Smith “lives, eats and breathes community,” Johnikin says. “He comes as his full self. He really has a heart and passion for servicing others in the community.” 

Curtis Jones, a client of Gee’s Clippers for 23 years and a retired U.S. Postal Service mail carrier, says Smith’s advocacy for early detection of disease is the reason he found out he had late-stage prostate cancer. 

During a haircut in 2020, Jones told Smith that his annual physical showed high levels of the prostate-specific antigen in his bloodstream. After the haircut, he agreed to get a cancer screening, which showed he would need immediate treatment. 

“The expression on his face totally changed, ‘Man, what’s wrong with you, you know that can kill you,’” Jones says. “I owe it to him. He won’t take the credit. But if it wasn’t for him, I don’t know where I would be.”

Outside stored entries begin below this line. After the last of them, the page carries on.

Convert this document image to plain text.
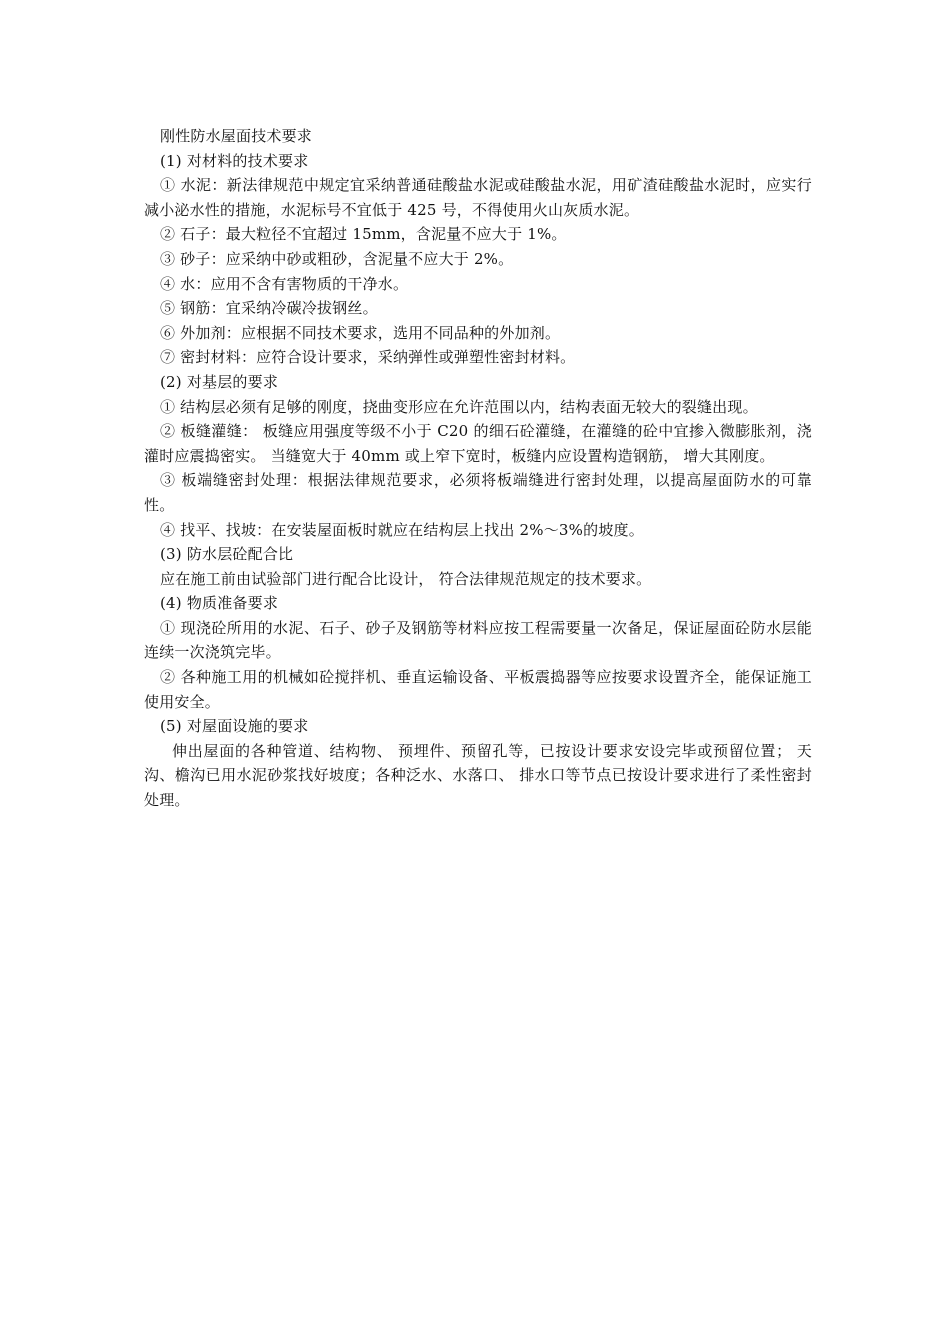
刚性防水屋面技术要求

(1) 对材料的技术要求

① 水泥：新法律规范中规定宜采纳普通硅酸盐水泥或硅酸盐水泥，用矿渣硅酸盐水泥时，应实行减小泌水性的措施，水泥标号不宜低于 425 号，不得使用火山灰质水泥。

② 石子：最大粒径不宜超过 15mm，含泥量不应大于 1%。

③ 砂子：应采纳中砂或粗砂，含泥量不应大于 2%。

④ 水：应用不含有害物质的干净水。

⑤ 钢筋：宜采纳冷碳冷拔钢丝。

⑥ 外加剂：应根据不同技术要求，选用不同品种的外加剂。

⑦ 密封材料：应符合设计要求，采纳弹性或弹塑性密封材料。

(2) 对基层的要求

① 结构层必须有足够的刚度，挠曲变形应在允许范围以内，结构表面无较大的裂缝出现。

② 板缝灌缝： 板缝应用强度等级不小于 C20 的细石砼灌缝，在灌缝的砼中宜掺入微膨胀剂，浇灌时应震捣密实。 当缝宽大于 40mm 或上窄下宽时，板缝内应设置构造钢筋， 增大其刚度。

③ 板端缝密封处理：根据法律规范要求，必须将板端缝进行密封处理，以提高屋面防水的可靠性。

④ 找平、找坡：在安装屋面板时就应在结构层上找出 2%～3%的坡度。

(3) 防水层砼配合比

应在施工前由试验部门进行配合比设计， 符合法律规范规定的技术要求。

(4) 物质准备要求

① 现浇砼所用的水泥、石子、砂子及钢筋等材料应按工程需要量一次备足，保证屋面砼防水层能连续一次浇筑完毕。

② 各种施工用的机械如砼搅拌机、垂直运输设备、平板震捣器等应按要求设置齐全，能保证施工使用安全。

(5) 对屋面设施的要求

伸出屋面的各种管道、结构物、 预埋件、预留孔等，已按设计要求安设完毕或预留位置； 天沟、檐沟已用水泥砂浆找好坡度；各种泛水、水落口、 排水口等节点已按设计要求进行了柔性密封处理。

Twenty-eight rounds of radiation later, Jones is in remission. He called Smith a “visionary” and says his commitment to the clinic is “a blessing” that has broken down barriers for Black men seeking health services. 

Part of what makes the wellness clinic successful is that Smith’s staff stands behind its message of community. Gee’s barber Ceree Huley, a recovered addict following 27 years of struggle with substances, has used his role as a barber to mentor the clients that sit in his chair. A 1999 Milwaukee Journal Sentinel front-page feature about his journey, peppered with dots from thumbtack wear, is hung next to the price list on his wall. 

Like many others in the community, Huley has experienced the personal impact of health disparities; his brother Gerald passed away from diabetes. Every Friday, he goes to the wellness clinic to get his blood pressure checked.

“The barbershop is the hub. I got a captive audience when you’re in my chair and I’m cutting your hair,” Huley says. “The barber is the one who is the encyclopedia — the person who knows all the happenings of the community and has a lot of experience that he loves to share with his audience.”

Smith echoed the sentiment, saying, “We don’t [always] talk about hair.” Instead, the conversation might turn to businesses, religion, kids and relationships.

And, of course, the Milwaukee Bucks.